Am vergangenen Wochenende ist es im Lister Bad zu einem gewaltsamen Übergriff auf einen Bademeister gekommen. Zusätzlich wurde von einer insgesamt aggressiven Stimmung im Freibad berichtet. Oberbürgermeister Belit Onay und Sportdezernentin Susanne Blasberg-Bense haben das Bad heute Morgen persönlich besucht, um mit den Mitarbeitenden zu sprechen.

„Was hier passiert ist, ist absolut inakzeptabel. Gewalt darf keinen Platz in unseren städtischen Einrichtungen haben – auch nicht an Tagen, an denen es besonders voll und hitzig ist“, erklärte Oberbürgermeister Belit Onay. „Ich danke den Mitarbeitenden des Lister Bades für ihre besonnene Arbeit unter schwierigen Bedingungen. Wir stehen klar an ihrer Seite.“

Sportdezernentin Susanne Blasberg-Bense betonte: „Unsere Bäder sind Orte der Erholung, des Miteinanders und der Lebensfreude – nicht des Konflikts. Wir müssen alles daransetzen, dass sie das auch bleiben. Unsere Mitarbeitenden leisten hier wertvolle Arbeit, sie verdienen Respekt und ein sicheres Arbeitsumfeld.“

Die Stadtspitze verurteilt die Vorfälle aufs Schärfste und kündigt an, mögliche Maßnahmen zur Verbesserung der Sicherheit und des Miteinanders zu prüfen. Dazu gehört ausdrücklich auch der enge Austausch mit der Polizei Hannover, die in solchen Situationen ein verlässlicher Partner ist.

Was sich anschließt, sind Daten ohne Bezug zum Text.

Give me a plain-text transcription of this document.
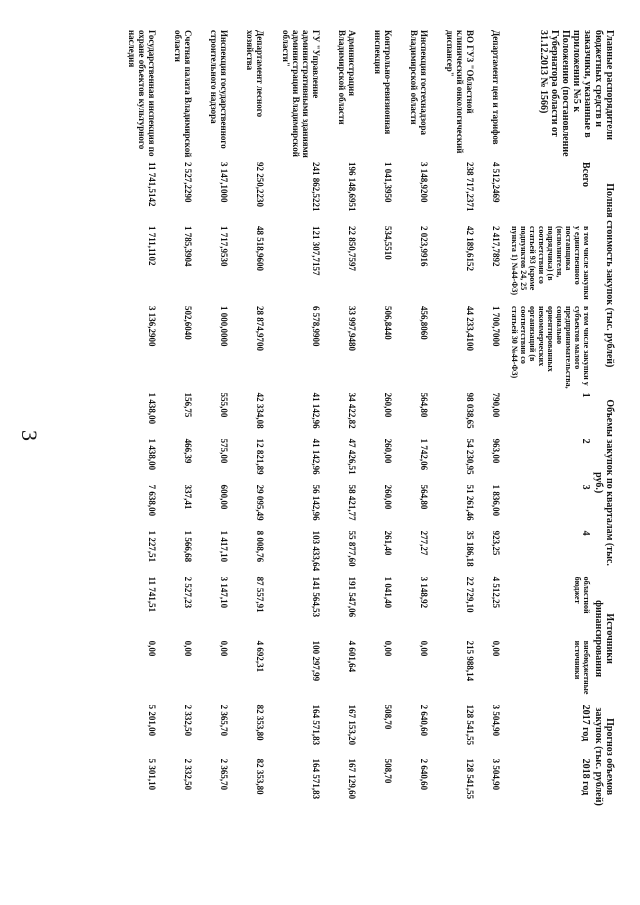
3
Главные распорядители бюджетных средств и заказчики, указанные в приложении №5 к Положению (постановление Губернатора области от 31.12.2013 № 1566)	Полная стоимость закупок (тыс. рублей)			Объемы закупок по кварталам (тыс. руб.)				Источники финансирования		Прогноз объемов закупок (тыс. рублей)	
	Всего	в том числе закупки у единственного поставщика (исполнителя, подрядчика) (в соответствии со статьей 93 (кроме подпунктов 24, 25 пункта 1) №44-ФЗ)	в том числе закупки у субъектов малого предпринимательства, социально ориентированных некоммерческих организаций (в соответствии со статьей 30 №44-ФЗ)	1	2	3	4	областной бюджет	внебюджетные источники	2017 год	2018 год
Департамент цен и тарифов	4 512,2469	2 417,7892	1 700,7000	790,00	963,00	1 836,00	923,25	4 512,25	0,00	3 504,90	3 504,90
ВО ГУЗ "Областной клинический онкологический диспансер"	238 717,2371	42 189,6152	44 233,4100	98 038,65	54 230,95	51 261,46	35 186,18	22 729,10	215 988,14	128 541,55	128 541,55
Инспекция гостехнадзора Владимирской области	3 148,9200	2 023,9916	456,8060	564,80	1 742,06	564,80	277,27	3 148,92	0,00	2 640,60	2 640,60
Контрольно-ревизионная инспекция	1 041,3950	534,5510	506,8440	260,00	260,00	260,00	261,40	1 041,40	0,00	508,70	508,70
Администрация Владимирской области	196 148,6951	22 850,7597	33 997,9480	34 422,82	47 426,51	58 421,77	55 877,60	191 547,06	4 601,64	167 153,20	167 129,60
ГУ "Управление административными зданиями администрации Владимирской области"	241 862,5221	121 307,7157	6 578,9900	41 142,96	41 142,96	56 142,96	103 433,64	141 564,53	100 297,99	164 571,83	164 571,83
Департамент лесного хозяйства	92 250,2230	48 518,9600	28 874,9700	42 334,08	12 821,89	29 095,49	8 008,76	87 557,91	4 692,31	82 353,80	82 353,80
Инспекция государственного строительного надзора	3 147,1000	1 717,9530	1 000,0000	555,00	575,00	600,00	1 417,10	3 147,10	0,00	2 365,70	2 365,70
Счетная палата Владимирской области	2 527,2290	1 785,3904	502,6040	156,75	466,39	337,41	1 566,68	2 527,23	0,00	2 332,50	2 332,50
Государственная инспекция по охране объектов культурного наследия	11 741,5142	1 711,1102	3 136,2900	1 438,00	1 438,00	7 638,00	1 227,51	11 741,51	0,00	5 201,00	5 301,10
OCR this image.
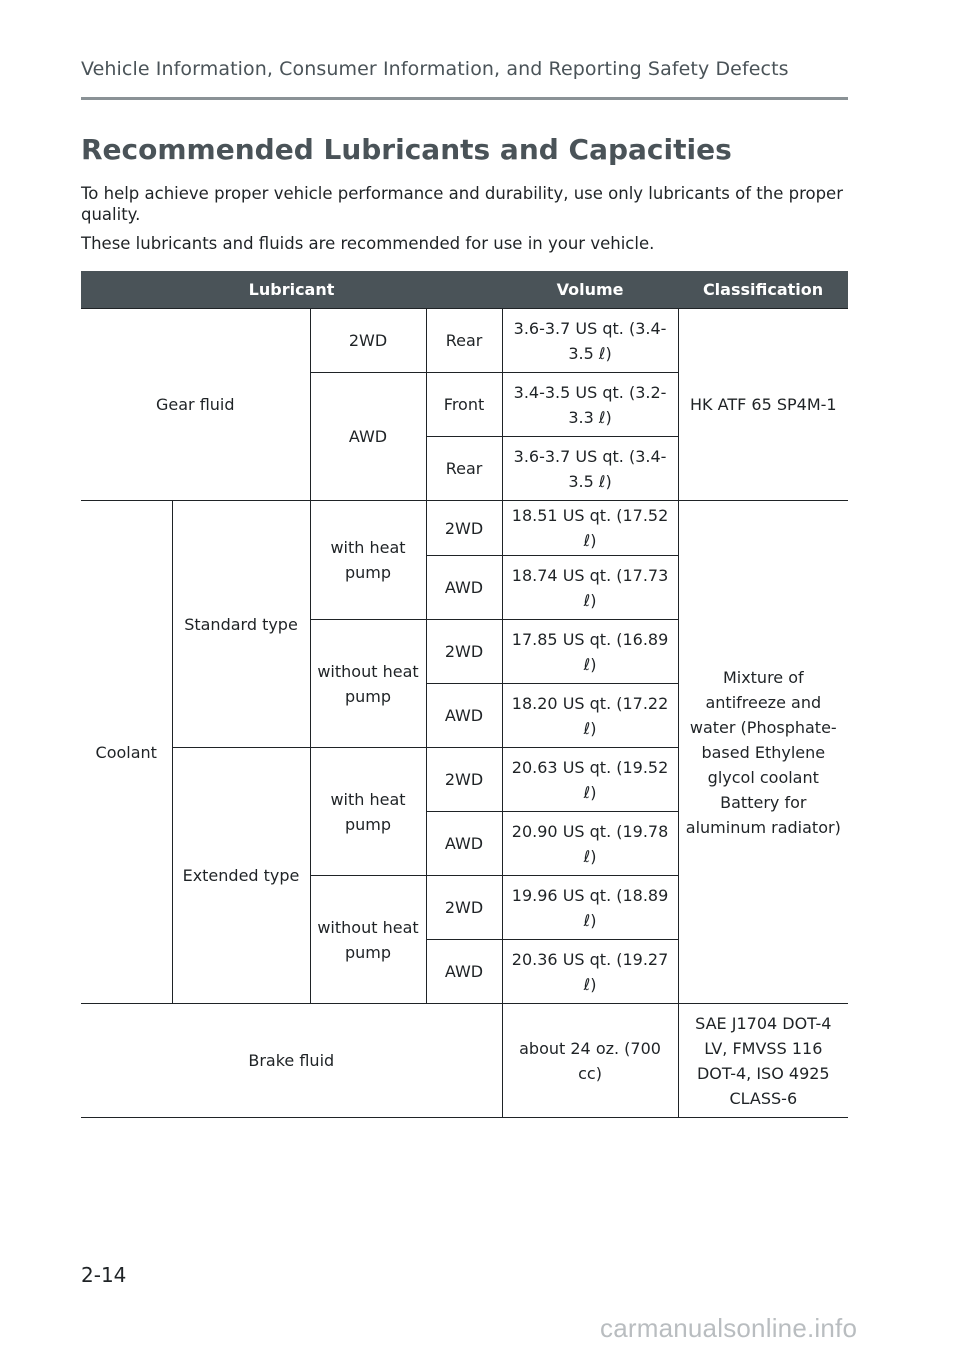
Vehicle Information, Consumer Information, and Reporting Safety Defects
Recommended Lubricants and Capacities
To help achieve proper vehicle performance and durability, use only lubricants of the proper quality.
These lubricants and fluids are recommended for use in your vehicle.
Lubricant				Volume	Classification
Gear fluid		2WD	Rear	3.6-3.7 US qt. (3.4-3.5 ℓ)	HK ATF 65 SP4M-1
		AWD	Front	3.4-3.5 US qt. (3.2-3.3 ℓ)	
			Rear	3.6-3.7 US qt. (3.4-3.5 ℓ)	
Coolant	Standard type	with heat pump	2WD	18.51 US qt. (17.52 ℓ)	Mixture of antifreeze and water (Phosphate-based Ethylene glycol coolant Battery for aluminum radiator)
			AWD	18.74 US qt. (17.73 ℓ)	
		without heat pump	2WD	17.85 US qt. (16.89 ℓ)	
			AWD	18.20 US qt. (17.22 ℓ)	
	Extended type	with heat pump	2WD	20.63 US qt. (19.52 ℓ)	
			AWD	20.90 US qt. (19.78 ℓ)	
		without heat pump	2WD	19.96 US qt. (18.89 ℓ)	
			AWD	20.36 US qt. (19.27 ℓ)	
Brake fluid				about 24 oz. (700 cc)	SAE J1704 DOT-4 LV, FMVSS 116 DOT-4, ISO 4925 CLASS-6
2-14
carmanualsonline.info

„Wir schätzen die enge Zusammenarbeit mit der Polizei sehr und setzen – wie auch in der Vergangenheit – auf gemeinsames, abgestimmtes Handeln“, so Onay weiter. „Gerade jetzt, zu Beginn der Freibadsaison, ist es wichtig, ein klares Zeichen zu setzen: Wir dulden keine Gewalt in unseren Bädern. Es darf gar nicht erst der Eindruck entstehen, dass sich das Sicherheitsgefühl verschlechtert. Wir müssen das im Keim ersticken.“

Mit Blick auf die kommenden Wochen, in denen heiße Tage und die Sommerferien bevorstehen, betont Blasberg-Bense: „Wir wollen, dass sich Familien an heißen Tagen auf einen Besuch im Freibad freuen können – ohne Sorge vor unangemessenem Verhalten. Das gilt besonders für Kinder, Eltern, ältere Menschen – aber eben auch für unser städtisches Personal.“

„Wir setzen auf Dialog, Präsenz und ein respektvolles Miteinander“, unterstreicht Onay. „Klar ist aber auch: Wer meint, in unseren Freibädern Grenzen überschreiten zu können, der hat dort nichts zu suchen.“

Die Landeshauptstadt Hannover wird in den kommenden Tagen gemeinsam mit der Bäderverwaltung, dem Personal und der Polizei prüfen, welche weiteren Maßnahmen notwendig sind, um die Sicherheit für Gäste und Beschäftigte gleichermaßen zu gewährleisten.

Die klare Botschaft der Stadt: Respekt, Rücksichtnahme und Gewaltfreiheit sind unverhandelbar.